Currently im testing the performance by executing 1 of reporting query as per below :-
SELECT _
_ to_char(logins.date_time_iso8601,‘yyyy-MM-dd HH:MI:SS’) AS transformed_date, _
_ logins.data.school_code AS school_code, _
_ logins.data.auth.role AS user_profile, _
_ COUNT(DISTINCT(logins.data.session)) AS total_logins, _
_ COUNT(DISTINCT(logins.data.auth.name)) AS unique_logins _
_ FROM
_ “ES Cluster Dev”.“auth_login-2018_06_06”.index_typ logins_
_ WHERE 1=1_
– AND logins.data.auth.role = ‘Student’
_ GROUP BY_
_ to_char(logins.date_time_iso8601,‘yyyy-MM-dd HH:MI:SS’) ,_
_ logins.data.school_code ,_
_ logins.data.auth.role_
I’ve notice that the query runs in acceptable speed (less than 5 second) when I disable the WHERE clause filter.

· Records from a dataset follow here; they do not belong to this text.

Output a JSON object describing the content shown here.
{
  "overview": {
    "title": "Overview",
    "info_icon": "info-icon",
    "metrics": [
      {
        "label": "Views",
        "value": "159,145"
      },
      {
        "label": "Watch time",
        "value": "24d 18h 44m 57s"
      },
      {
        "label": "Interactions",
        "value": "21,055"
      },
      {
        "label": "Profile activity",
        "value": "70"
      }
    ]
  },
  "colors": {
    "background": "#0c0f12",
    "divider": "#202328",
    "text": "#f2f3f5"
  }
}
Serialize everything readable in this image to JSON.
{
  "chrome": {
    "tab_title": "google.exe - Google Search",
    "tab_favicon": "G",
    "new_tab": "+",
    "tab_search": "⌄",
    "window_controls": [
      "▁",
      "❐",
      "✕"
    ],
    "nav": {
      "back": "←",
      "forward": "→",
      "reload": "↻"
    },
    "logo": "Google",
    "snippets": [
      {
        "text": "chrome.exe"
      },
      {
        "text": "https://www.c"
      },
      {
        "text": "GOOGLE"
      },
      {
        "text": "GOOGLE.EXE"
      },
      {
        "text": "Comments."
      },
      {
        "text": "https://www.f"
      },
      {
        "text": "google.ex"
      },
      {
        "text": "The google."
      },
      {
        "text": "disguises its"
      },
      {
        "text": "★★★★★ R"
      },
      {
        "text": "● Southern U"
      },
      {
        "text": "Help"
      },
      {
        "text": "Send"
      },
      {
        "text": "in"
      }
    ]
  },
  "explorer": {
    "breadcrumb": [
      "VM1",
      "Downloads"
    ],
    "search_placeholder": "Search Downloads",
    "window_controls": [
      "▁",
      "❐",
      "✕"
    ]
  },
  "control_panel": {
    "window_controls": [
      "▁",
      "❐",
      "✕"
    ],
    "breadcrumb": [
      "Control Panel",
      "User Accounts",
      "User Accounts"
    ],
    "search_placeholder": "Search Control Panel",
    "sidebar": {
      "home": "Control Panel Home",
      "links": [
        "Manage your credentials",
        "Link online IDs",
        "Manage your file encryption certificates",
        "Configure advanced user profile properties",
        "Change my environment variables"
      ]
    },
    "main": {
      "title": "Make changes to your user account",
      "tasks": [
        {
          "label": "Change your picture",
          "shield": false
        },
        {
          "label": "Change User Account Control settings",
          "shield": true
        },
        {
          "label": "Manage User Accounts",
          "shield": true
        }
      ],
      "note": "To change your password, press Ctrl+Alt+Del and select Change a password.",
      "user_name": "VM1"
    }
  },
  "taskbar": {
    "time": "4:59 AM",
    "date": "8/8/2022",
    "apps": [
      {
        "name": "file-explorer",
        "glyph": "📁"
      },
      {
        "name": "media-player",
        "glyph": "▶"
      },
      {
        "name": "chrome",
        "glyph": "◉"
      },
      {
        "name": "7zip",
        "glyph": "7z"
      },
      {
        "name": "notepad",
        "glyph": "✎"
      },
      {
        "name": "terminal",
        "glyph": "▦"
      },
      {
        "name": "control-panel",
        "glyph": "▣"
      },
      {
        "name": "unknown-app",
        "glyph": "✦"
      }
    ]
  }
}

Yet when I enable it to make the filtration for only Student the query runs in unacceptable speed (longer than 30 second) .
Is there any way that I could improve on this issue?
If the datasource are connected to RDBMS then it’s easy for me to tackle the performance from the source directly but as the data are NoSQL under ElasticSearch so im quite clueless where could I improve on it.
Below are the profiler if you guys want to have a deep look on it.
873b63f5-3257-402e-944c-bd1740604849.zip (17.1 KB)
Thanks and appreciate the effort and thought on this.